Posted by on Jan 22, 2018

Will you be a great leader? Don’t let anyone fool you. Making predictions about who will be a great leader is quite unscientific. Why? Because dealing with the people side of the business has too much variability, too many emotions, too many exceptions to the rule. Yet there are truisms about leadership and the human dimension in organizations that can help you be a great leader. Here are a few:

Results AND Likeability Matter

A new line of research by Zenger and Folkman argues that being liked and delivering results defines extraordinary leaders. Exceptional leaders are very likable. Exceptional leaders deliver outstanding results and highly engaged employees. Their preliminary evidence is showing women leaders may have some advantages in the likeability category.

What’s going on with this likeability factor? Well, people who make things happen (leaders) have one thing in common — social currency. Imperceptible, yet powerful all the same, social currency is like business accounting for goodwill. It’s the intangible value earned from the exchange of positive human interactions. Helpful relationships produce social currency which, in turn, gets results and increases likeability.

You’re on Camera 24/7

Successful leaders focus on actions that matter, becoming teachers and role models. This is the “walking the talk” stuff. People will model behavior if they can observe it. Today’s social media world puts your ethics, truthfulness and personal conduct on the line for all to see. You are “on camera” 24/7.

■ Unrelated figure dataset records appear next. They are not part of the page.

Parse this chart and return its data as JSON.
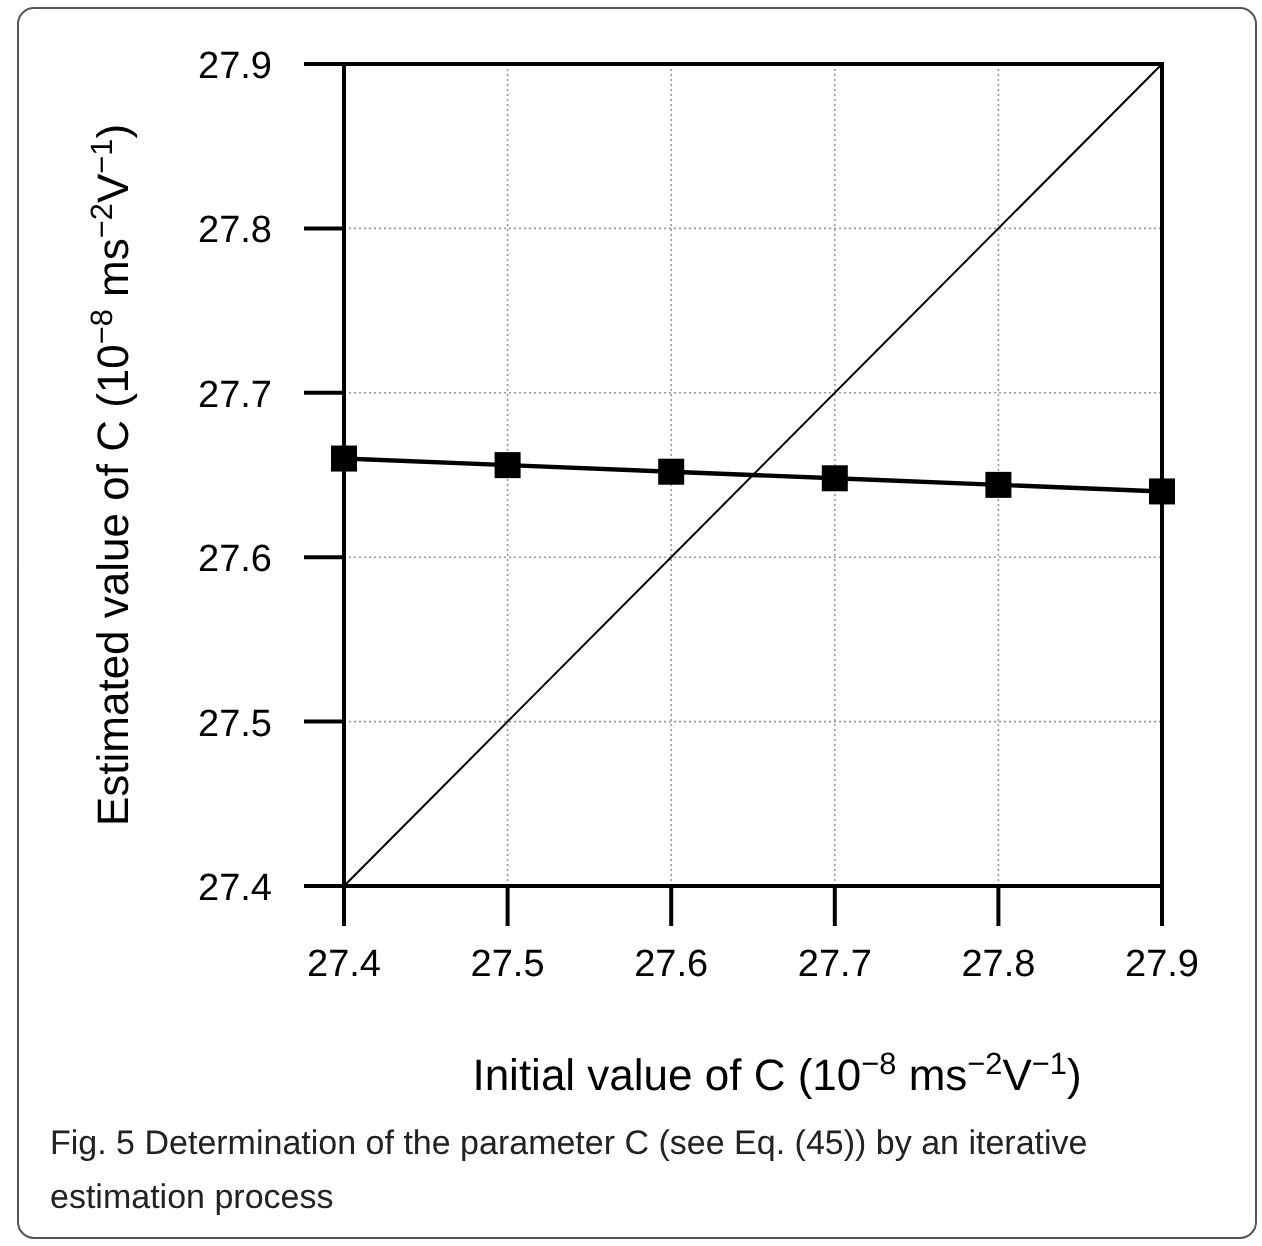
{
  "chart_data": {
    "type": "line",
    "xlabel": "Initial value of C (10$^{−8}$ ms$^{−2}$V$^{−1}$)",
    "ylabel": "Estimated value of C (10$^{−8}$ ms$^{−2}$V$^{−1}$)",
    "x": [
      27.4,
      27.5,
      27.6,
      27.7,
      27.8,
      27.9
    ],
    "series": [
      {
        "color": "#000000",
        "values": [
          27.66,
          27.656,
          27.652,
          27.648,
          27.644,
          27.64
        ],
        "marker": "square"
      },
      {
        "color": "#000000",
        "x": [
          27.4,
          27.9
        ],
        "values": [
          27.4,
          27.9
        ],
        "marker": "none"
      }
    ],
    "xlim": [
      27.4,
      27.9
    ],
    "ylim": [
      27.4,
      27.9
    ],
    "xticks": [
      27.4,
      27.5,
      27.6,
      27.7,
      27.8,
      27.9
    ],
    "yticks": [
      27.4,
      27.5,
      27.6,
      27.7,
      27.8,
      27.9
    ],
    "grid": true,
    "annotations": [
      "Fig. 5  Determination of the parameter C (see Eq. (45)) by an iterative estimation process"
    ]
  }
}
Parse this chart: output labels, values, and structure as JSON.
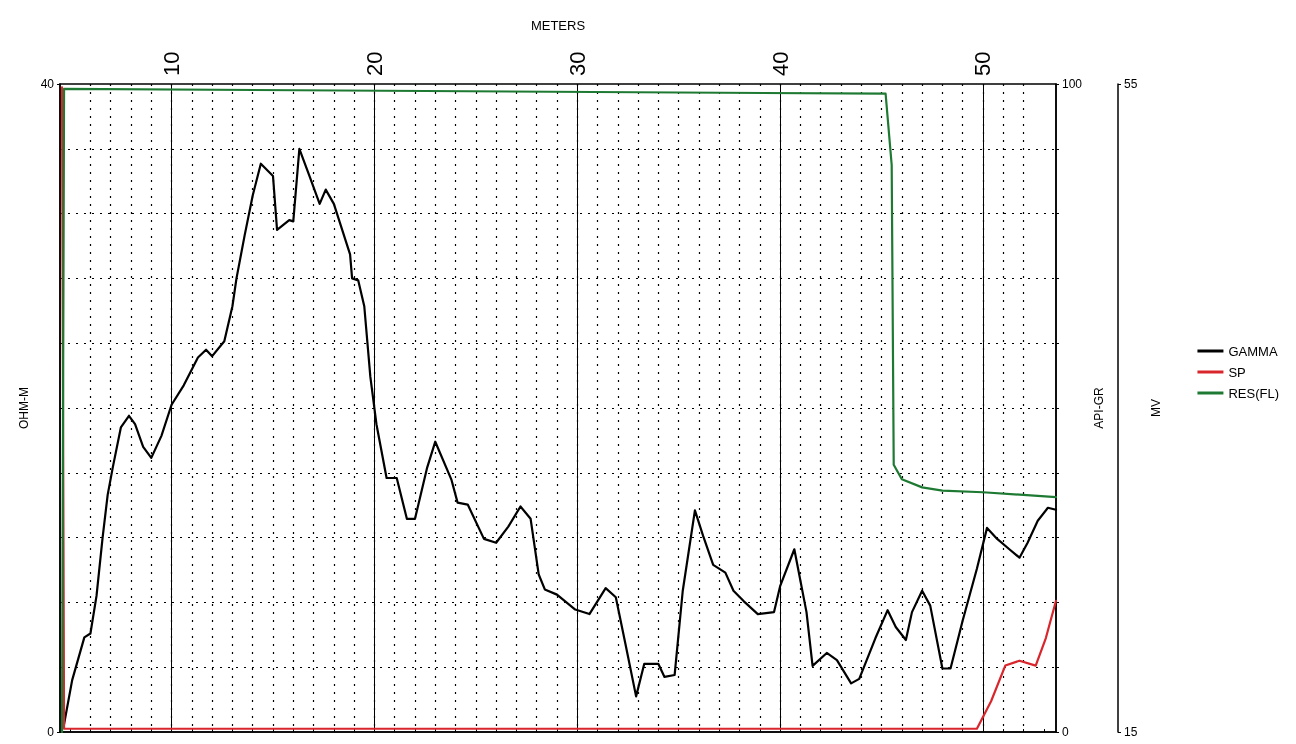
{
  "chart_data": {
    "type": "line",
    "xlabel": "METERS",
    "ylabel": "API-GR",
    "y2label": "MV",
    "y3label": "OHM-M",
    "xlim": [
      4.5,
      53.6
    ],
    "xticks": [
      {
        "value": 5,
        "label": null
      },
      {
        "value": 6,
        "label": null
      },
      {
        "value": 7,
        "label": null
      },
      {
        "value": 8,
        "label": null
      },
      {
        "value": 9,
        "label": null
      },
      10,
      {
        "value": 11,
        "label": null
      },
      {
        "value": 12,
        "label": null
      },
      {
        "value": 13,
        "label": null
      },
      {
        "value": 14,
        "label": null
      },
      {
        "value": 15,
        "label": null
      },
      {
        "value": 16,
        "label": null
      },
      {
        "value": 17,
        "label": null
      },
      {
        "value": 18,
        "label": null
      },
      {
        "value": 19,
        "label": null
      },
      20,
      {
        "value": 21,
        "label": null
      },
      {
        "value": 22,
        "label": null
      },
      {
        "value": 23,
        "label": null
      },
      {
        "value": 24,
        "label": null
      },
      {
        "value": 25,
        "label": null
      },
      {
        "value": 26,
        "label": null
      },
      {
        "value": 27,
        "label": null
      },
      {
        "value": 28,
        "label": null
      },
      {
        "value": 29,
        "label": null
      },
      30,
      {
        "value": 31,
        "label": null
      },
      {
        "value": 32,
        "label": null
      },
      {
        "value": 33,
        "label": null
      },
      {
        "value": 34,
        "label": null
      },
      {
        "value": 35,
        "label": null
      },
      {
        "value": 36,
        "label": null
      },
      {
        "value": 37,
        "label": null
      },
      {
        "value": 38,
        "label": null
      },
      {
        "value": 39,
        "label": null
      },
      40,
      {
        "value": 41,
        "label": null
      },
      {
        "value": 42,
        "label": null
      },
      {
        "value": 43,
        "label": null
      },
      {
        "value": 44,
        "label": null
      },
      {
        "value": 45,
        "label": null
      },
      {
        "value": 46,
        "label": null
      },
      {
        "value": 47,
        "label": null
      },
      {
        "value": 48,
        "label": null
      },
      {
        "value": 49,
        "label": null
      },
      50,
      {
        "value": 51,
        "label": null
      },
      {
        "value": 52,
        "label": null
      },
      {
        "value": 53,
        "label": null
      }
    ],
    "ylim": [
      0,
      100
    ],
    "yticks": [
      0,
      {
        "value": 10,
        "label": null
      },
      {
        "value": 20,
        "label": null
      },
      {
        "value": 30,
        "label": null
      },
      {
        "value": 40,
        "label": null
      },
      {
        "value": 50,
        "label": null
      },
      {
        "value": 60,
        "label": null
      },
      {
        "value": 70,
        "label": null
      },
      {
        "value": 80,
        "label": null
      },
      {
        "value": 90,
        "label": null
      },
      100
    ],
    "y2lim": [
      15,
      55
    ],
    "y2ticks": [
      15,
      55
    ],
    "y3lim": [
      0,
      40
    ],
    "y3ticks": [
      0,
      40
    ],
    "grid": true,
    "legend": "right",
    "marker": "none",
    "series": [
      {
        "name": "GAMMA",
        "color": "#000000",
        "x": [
          4.7,
          5.1,
          5.7,
          6.0,
          6.3,
          6.6,
          6.85,
          7.1,
          7.5,
          7.9,
          8.2,
          8.6,
          9.0,
          9.5,
          10.0,
          10.6,
          11.3,
          11.7,
          12.0,
          12.6,
          13.0,
          13.2,
          13.6,
          14.0,
          14.4,
          15.0,
          15.2,
          15.8,
          16.0,
          16.3,
          16.8,
          17.3,
          17.6,
          18.0,
          18.8,
          18.9,
          19.2,
          19.5,
          19.8,
          20.1,
          20.6,
          21.1,
          21.6,
          22.0,
          22.6,
          23.0,
          23.8,
          24.1,
          24.6,
          25.4,
          26.0,
          26.6,
          27.2,
          27.7,
          28.1,
          28.4,
          29.0,
          29.9,
          30.6,
          31.4,
          31.9,
          32.4,
          32.9,
          33.3,
          34.0,
          34.3,
          34.8,
          35.2,
          35.8,
          36.2,
          36.7,
          37.3,
          37.7,
          38.2,
          38.9,
          39.7,
          40.0,
          40.7,
          41.3,
          41.6,
          42.3,
          42.8,
          43.5,
          43.9,
          44.7,
          45.3,
          45.7,
          46.2,
          46.5,
          47.0,
          47.4,
          48.0,
          48.4,
          49.0,
          49.7,
          50.2,
          50.7,
          51.3,
          51.8,
          52.2,
          52.7,
          53.2,
          53.6
        ],
        "values": [
          1.2,
          8,
          14.6,
          15.2,
          21,
          30,
          36.6,
          40.8,
          47,
          48.8,
          47.5,
          44,
          42.3,
          45.7,
          50.5,
          53.5,
          57.8,
          59,
          58,
          60.3,
          65.7,
          70,
          76.6,
          82.8,
          87.7,
          85.8,
          77.5,
          79,
          78.8,
          90,
          85.8,
          81.5,
          83.7,
          81.5,
          73.7,
          70,
          69.7,
          65.7,
          54.8,
          47.5,
          39.2,
          39.2,
          32.9,
          32.9,
          40.8,
          44.8,
          38.9,
          35.4,
          35.1,
          29.8,
          29.2,
          31.7,
          34.8,
          32.9,
          24.3,
          22,
          21.2,
          18.9,
          18.2,
          22.2,
          20.8,
          13.2,
          5.5,
          10.5,
          10.5,
          8.5,
          8.8,
          21.8,
          34.2,
          30.3,
          25.8,
          24.6,
          21.8,
          20.2,
          18.2,
          18.5,
          22.5,
          28.2,
          18.5,
          10.2,
          12.2,
          11.1,
          7.5,
          8.2,
          14.5,
          18.8,
          16.2,
          14.2,
          18.5,
          21.8,
          19.5,
          9.8,
          9.8,
          17.2,
          25.2,
          31.5,
          29.8,
          28.2,
          26.9,
          29.2,
          32.6,
          34.6,
          34.3
        ]
      },
      {
        "name": "SP",
        "color": "#d8262c",
        "axis": "y2",
        "x": [
          4.6,
          4.7,
          20,
          40,
          49.7,
          50.4,
          51.1,
          51.8,
          52.6,
          53.1,
          53.6
        ],
        "values": [
          54.8,
          15.2,
          15.2,
          15.2,
          15.2,
          16.9,
          19.1,
          19.4,
          19.1,
          20.8,
          23.1
        ]
      },
      {
        "name": "RES(FL)",
        "color": "#1e7a32",
        "axis": "y3",
        "x": [
          4.6,
          4.7,
          45.2,
          45.5,
          45.6,
          46.0,
          47,
          48,
          50,
          53.6
        ],
        "values": [
          0,
          39.7,
          39.4,
          35,
          16.5,
          15.6,
          15.1,
          14.9,
          14.8,
          14.5
        ]
      }
    ]
  }
}
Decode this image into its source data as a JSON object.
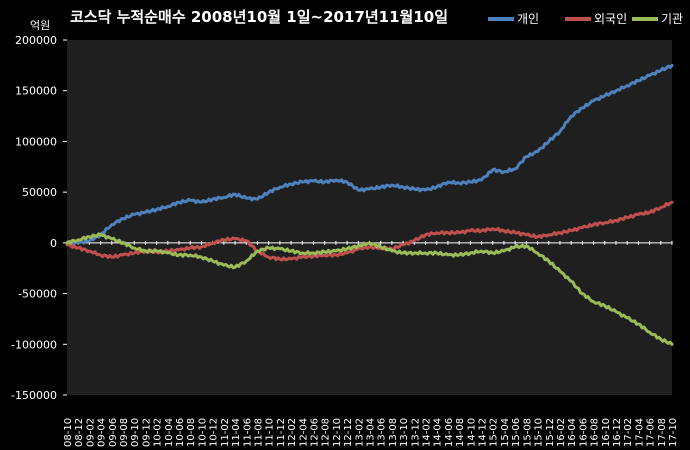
{
  "chart_data": {
    "type": "line",
    "title": "코스닥 누적순매수 2008년10월 1일~2017년11월10일",
    "ylabel": "억원",
    "xlabel": "",
    "ylim": [
      -150000,
      200000
    ],
    "yticks": [
      "200000",
      "150000",
      "100000",
      "50000",
      "0",
      "-50000",
      "-100000",
      "-150000"
    ],
    "ytick_values": [
      200000,
      150000,
      100000,
      50000,
      0,
      -50000,
      -100000,
      -150000
    ],
    "categories": [
      "08-10",
      "08-12",
      "09-02",
      "09-04",
      "09-06",
      "09-08",
      "09-10",
      "09-12",
      "10-02",
      "10-04",
      "10-06",
      "10-08",
      "10-10",
      "10-12",
      "11-02",
      "11-04",
      "11-06",
      "11-08",
      "11-10",
      "11-12",
      "12-02",
      "12-04",
      "12-06",
      "12-08",
      "12-10",
      "12-12",
      "13-02",
      "13-04",
      "13-06",
      "13-08",
      "13-10",
      "13-12",
      "14-02",
      "14-04",
      "14-06",
      "14-08",
      "14-10",
      "14-12",
      "15-02",
      "15-04",
      "15-06",
      "15-08",
      "15-10",
      "15-12",
      "16-02",
      "16-04",
      "16-06",
      "16-08",
      "16-10",
      "16-12",
      "17-02",
      "17-04",
      "17-06",
      "17-08",
      "17-10"
    ],
    "grid": false,
    "legend": "top-right",
    "plot_background": "#1f1f1f",
    "series": [
      {
        "name": "개인",
        "color": "#4f81bd",
        "values": [
          0,
          0,
          2000,
          8000,
          18000,
          24000,
          28000,
          30000,
          33000,
          36000,
          40000,
          42000,
          40000,
          43000,
          45000,
          48000,
          44000,
          43000,
          50000,
          55000,
          58000,
          60000,
          61000,
          60000,
          62000,
          60000,
          52000,
          53000,
          55000,
          57000,
          55000,
          53000,
          52000,
          55000,
          60000,
          59000,
          60000,
          62000,
          72000,
          70000,
          73000,
          85000,
          90000,
          100000,
          110000,
          125000,
          133000,
          140000,
          145000,
          150000,
          155000,
          160000,
          165000,
          170000,
          175000
        ]
      },
      {
        "name": "외국인",
        "color": "#c0504d",
        "values": [
          -2000,
          -5000,
          -8000,
          -12000,
          -14000,
          -12000,
          -10000,
          -8000,
          -9000,
          -8000,
          -7000,
          -5000,
          -4000,
          0,
          3000,
          4000,
          2000,
          -8000,
          -14000,
          -16000,
          -16000,
          -14000,
          -13000,
          -12000,
          -12000,
          -10000,
          -6000,
          -4000,
          -5000,
          -6000,
          -2000,
          2000,
          8000,
          10000,
          10000,
          10000,
          12000,
          12000,
          14000,
          12000,
          10000,
          8000,
          6000,
          8000,
          10000,
          12000,
          15000,
          18000,
          20000,
          22000,
          25000,
          28000,
          30000,
          35000,
          40000
        ]
      },
      {
        "name": "기관",
        "color": "#9bbb59",
        "values": [
          0,
          3000,
          6000,
          8000,
          4000,
          0,
          -5000,
          -8000,
          -8000,
          -10000,
          -12000,
          -12000,
          -14000,
          -18000,
          -22000,
          -24000,
          -18000,
          -8000,
          -5000,
          -6000,
          -8000,
          -10000,
          -10000,
          -9000,
          -8000,
          -6000,
          -3000,
          0,
          -4000,
          -8000,
          -10000,
          -10000,
          -10000,
          -10000,
          -12000,
          -12000,
          -10000,
          -8000,
          -10000,
          -8000,
          -4000,
          -3000,
          -10000,
          -18000,
          -28000,
          -38000,
          -50000,
          -58000,
          -62000,
          -68000,
          -74000,
          -80000,
          -88000,
          -95000,
          -100000
        ]
      }
    ]
  }
}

Leading with a higher purpose, having a clear view of what your work means above and beyond business success, will guide you through tough times, tough decisions and help you motivate and inspire others. It will also let you manage the 24/7 leadership world you live in.

Be Spiritually Healthy

Our CEO Bob Rosen talks about the importance of “spiritual health” in his book, Grounded. In today’s business world, there is a role for spirituality and the bottom line. Here is his advice for creating social currency, the goodwill you need to be a great leader:

Define and articulate your higher purpose. Then let your actions and words show what you believe.

Be culturally aware and interested. You probably work with people from many different cultures. Go out of your way to ask people about their backgrounds.

Be kind. People who are kind or grateful are happier than those who are not.

Show generosity of spirit. Show respect, be fair, express care and concern, listen, reflect, give credit where it is due.

Volunteer to help others. Altruism is good for the body and the soul.

Hire spiritually healthy colleagues. Surround yourself with healthy people.

Take it personally.

Believing in that old axiom “don’t take it personally, it’s just business” is straight-up crazy. Individuals make things happen. It requires personal effort, energy and commitment to lead people. You can’t help but take things personally.